# My wife has been wanting a new kitchen



## bowgy

My wife has been taking care of her mother for a few days. Do you think I dare do this?

She said she wanted a new kitchen.


----------



## BPturkeys

I once boldly replaced our pretty white comforter with a nice camo patterned one while the wife was out shopping a few years back. As a result, I am going to say no, you won't be able to pull this obivous upgrade off. I like your thinking though.


----------



## Kingfisher

the turtle only makes progress when he sticks his head out.
on the other hand, he only gets his head cut off when its out.
goforit.


----------



## TPrawitt91

I mean what's the worst that could happen?


----------



## Dunkem

I double dog dare ya


----------



## callofthewild

Dunkem said:


> I double dog dare ya


i triple dog dare you. and while you are at it stick your tongue to the lamp post.

she can't hate what she can't see.


----------



## Al Hansen

Just remember "Happy Wife, Happy Life".


----------



## bowgy

Al Hansen said:


> Just remember "Happy Wife, Happy Life".

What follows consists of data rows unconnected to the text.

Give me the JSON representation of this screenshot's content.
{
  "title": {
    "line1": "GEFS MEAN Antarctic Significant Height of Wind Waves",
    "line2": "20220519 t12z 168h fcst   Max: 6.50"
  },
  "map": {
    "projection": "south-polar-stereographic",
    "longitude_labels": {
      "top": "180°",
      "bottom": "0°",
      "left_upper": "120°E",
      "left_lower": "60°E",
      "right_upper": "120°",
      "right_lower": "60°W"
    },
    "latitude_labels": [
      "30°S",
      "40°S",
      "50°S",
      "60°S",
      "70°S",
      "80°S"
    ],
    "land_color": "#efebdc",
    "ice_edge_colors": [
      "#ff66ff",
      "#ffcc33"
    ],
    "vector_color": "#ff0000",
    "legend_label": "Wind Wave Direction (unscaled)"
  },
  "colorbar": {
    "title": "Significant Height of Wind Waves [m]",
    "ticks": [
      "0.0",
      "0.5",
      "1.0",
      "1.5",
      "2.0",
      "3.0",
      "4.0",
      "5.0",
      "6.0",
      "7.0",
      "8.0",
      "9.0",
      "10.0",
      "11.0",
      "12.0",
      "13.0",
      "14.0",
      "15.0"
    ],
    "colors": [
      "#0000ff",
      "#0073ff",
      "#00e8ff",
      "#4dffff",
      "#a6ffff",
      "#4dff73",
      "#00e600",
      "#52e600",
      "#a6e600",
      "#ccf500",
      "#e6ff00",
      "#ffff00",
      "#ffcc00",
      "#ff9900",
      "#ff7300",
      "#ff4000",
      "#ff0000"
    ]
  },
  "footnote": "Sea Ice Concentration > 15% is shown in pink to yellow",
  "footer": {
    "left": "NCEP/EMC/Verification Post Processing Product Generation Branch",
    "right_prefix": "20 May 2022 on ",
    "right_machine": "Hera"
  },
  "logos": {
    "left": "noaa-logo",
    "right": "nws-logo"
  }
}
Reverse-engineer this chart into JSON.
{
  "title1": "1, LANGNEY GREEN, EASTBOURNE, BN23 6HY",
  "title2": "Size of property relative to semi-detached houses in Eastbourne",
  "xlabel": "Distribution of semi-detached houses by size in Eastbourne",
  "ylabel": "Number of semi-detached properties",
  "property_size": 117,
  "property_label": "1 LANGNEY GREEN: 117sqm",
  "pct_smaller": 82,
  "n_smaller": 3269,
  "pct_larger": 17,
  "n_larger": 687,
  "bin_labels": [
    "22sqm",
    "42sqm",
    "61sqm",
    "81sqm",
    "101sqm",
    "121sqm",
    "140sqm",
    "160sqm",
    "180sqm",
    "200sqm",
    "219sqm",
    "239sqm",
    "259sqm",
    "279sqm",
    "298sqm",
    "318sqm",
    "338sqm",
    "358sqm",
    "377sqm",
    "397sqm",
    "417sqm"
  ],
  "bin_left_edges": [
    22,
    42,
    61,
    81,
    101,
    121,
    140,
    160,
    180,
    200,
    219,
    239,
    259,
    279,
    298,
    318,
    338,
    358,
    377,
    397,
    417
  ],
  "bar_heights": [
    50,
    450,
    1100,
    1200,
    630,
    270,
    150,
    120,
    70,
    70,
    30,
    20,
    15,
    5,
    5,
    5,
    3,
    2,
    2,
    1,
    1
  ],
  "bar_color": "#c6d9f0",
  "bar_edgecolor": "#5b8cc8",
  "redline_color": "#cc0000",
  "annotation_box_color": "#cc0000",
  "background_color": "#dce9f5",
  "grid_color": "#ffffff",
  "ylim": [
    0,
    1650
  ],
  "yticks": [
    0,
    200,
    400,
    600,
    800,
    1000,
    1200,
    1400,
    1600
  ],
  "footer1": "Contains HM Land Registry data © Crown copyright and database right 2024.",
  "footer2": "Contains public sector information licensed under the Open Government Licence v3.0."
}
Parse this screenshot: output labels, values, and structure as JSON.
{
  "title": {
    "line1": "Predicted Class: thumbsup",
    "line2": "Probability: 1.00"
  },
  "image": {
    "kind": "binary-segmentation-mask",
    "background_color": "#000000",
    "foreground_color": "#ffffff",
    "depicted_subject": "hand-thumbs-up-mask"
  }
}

Crap, after being married for 40 some odd years....... now you tell me


----------



## lanny

don't angry your wife)


----------



## wyogoob

*lanny, my favorite Ukrainian*



lanny said:


> don't angry your wife)


Did lanny get banned for his punctuation?

.


----------



## wyogoob

bowgy said:


> My wife has been taking care of her mother for a few days. Do you think I dare do this?
> 
> She said she wanted a new kitchen.


That would only be fair with me. I had to endure the Early American stuff in the 70s.

.


----------